Data Collection: A Simulation: Use a mathematical or physical model to reproduce the conditions of a situation or process. Simulations allow you to study situations where collecting data can be impractical or dangerous. A Survey: An investigation of one or more characteristics of a population. The most common types of surveys are completed by interview, mail, or telephone. In an survey it is important to word questions carefully so that they are unlikely to bias the results.

Terms: Confounding Variable: When an experimenter cannot tell the difference between the effects of different factors on a variable. Blinding: A technique where the subjects do not know whether he or she received the treatment or the placebo. Double-blind: A technique where neither the subjects nor the experimenter knows which subjects receive the treatment or the placebo.

Terms: Placebo Effect: When a subject reacts favorably to a placebo when in fact he or she has been given no medical treatment at all. Randomization : The process of randomly assigning subjects to different treatment groups. Replication: The repetition of an experiment using a large group of subjects.
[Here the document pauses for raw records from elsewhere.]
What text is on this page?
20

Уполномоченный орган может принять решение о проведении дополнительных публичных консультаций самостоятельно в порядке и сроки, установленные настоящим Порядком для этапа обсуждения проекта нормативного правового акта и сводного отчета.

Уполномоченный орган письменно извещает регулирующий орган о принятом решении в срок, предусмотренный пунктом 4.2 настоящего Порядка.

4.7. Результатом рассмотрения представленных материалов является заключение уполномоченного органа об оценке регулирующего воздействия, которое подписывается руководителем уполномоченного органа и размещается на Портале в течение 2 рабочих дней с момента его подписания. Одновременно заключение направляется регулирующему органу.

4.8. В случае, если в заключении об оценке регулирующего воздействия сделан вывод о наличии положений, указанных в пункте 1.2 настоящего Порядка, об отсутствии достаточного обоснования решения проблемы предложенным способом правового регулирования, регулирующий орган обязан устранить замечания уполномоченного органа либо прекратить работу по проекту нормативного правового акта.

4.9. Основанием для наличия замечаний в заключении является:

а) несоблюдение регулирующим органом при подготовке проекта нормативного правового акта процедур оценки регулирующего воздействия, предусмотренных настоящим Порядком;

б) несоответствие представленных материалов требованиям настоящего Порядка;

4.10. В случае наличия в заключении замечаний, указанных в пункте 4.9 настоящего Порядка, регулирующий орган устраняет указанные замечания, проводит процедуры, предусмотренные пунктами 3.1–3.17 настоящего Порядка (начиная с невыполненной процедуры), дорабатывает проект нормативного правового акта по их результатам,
Census vs. Sampling: Census: When results from every subject (experimental unit) is recorded/measured. Random Sampling : The process of randomly assigning subjects to different treatment groups where each subject is equally likely to be chosen.

Sampling Techniques: SRS (Simple Random Sample): A method of choosing experimental units (subjects) where individuals are chosen entirely by chance from the population. Ex: Pulling names out of a hat. Stratified Sampling: A method of choosing experimental units (subjects) where the population is first divided into strata (groups) based on some convenient method of separating subjects, then individuals are chosen from each of the strata. There is no particular expectation of differences in results from each of the strata. Ex: Freshmen, Sophomores, Juniors, Seniors. Blocking: Dividing a population into groups based on an expectation of marked differences in results. The samples are then chosen equally among each block. Ex: Subdividing the population into smokers, former smokers, and non- smokers with an expectation that a health study would show an increase in health issues for some groups. Distributing members of each group across the samples will reduce the differences in the results.

Sampling Techniques: Cluster Sampling: A method of choosing experimental units (subjects) where the population is divided into naturally occurring sub-groups. Each cluster should consist of members with all of the characteristics of the population. Each subgroup is equally likely to be chosen for the sample. Every individual in each subgroup is recorded/measured. Ex: Dividing a crop of bean plants into square feet, numbering each plot. Select every individual in each randomly chosen plot. Systematic Sampling: A method of choosing experimental units (subjects) where you order the population in some convenient manner, then systematically select units. Ex: Every 10th student on the school’s roster. Every 3rd person in the right-hand column of the phone book.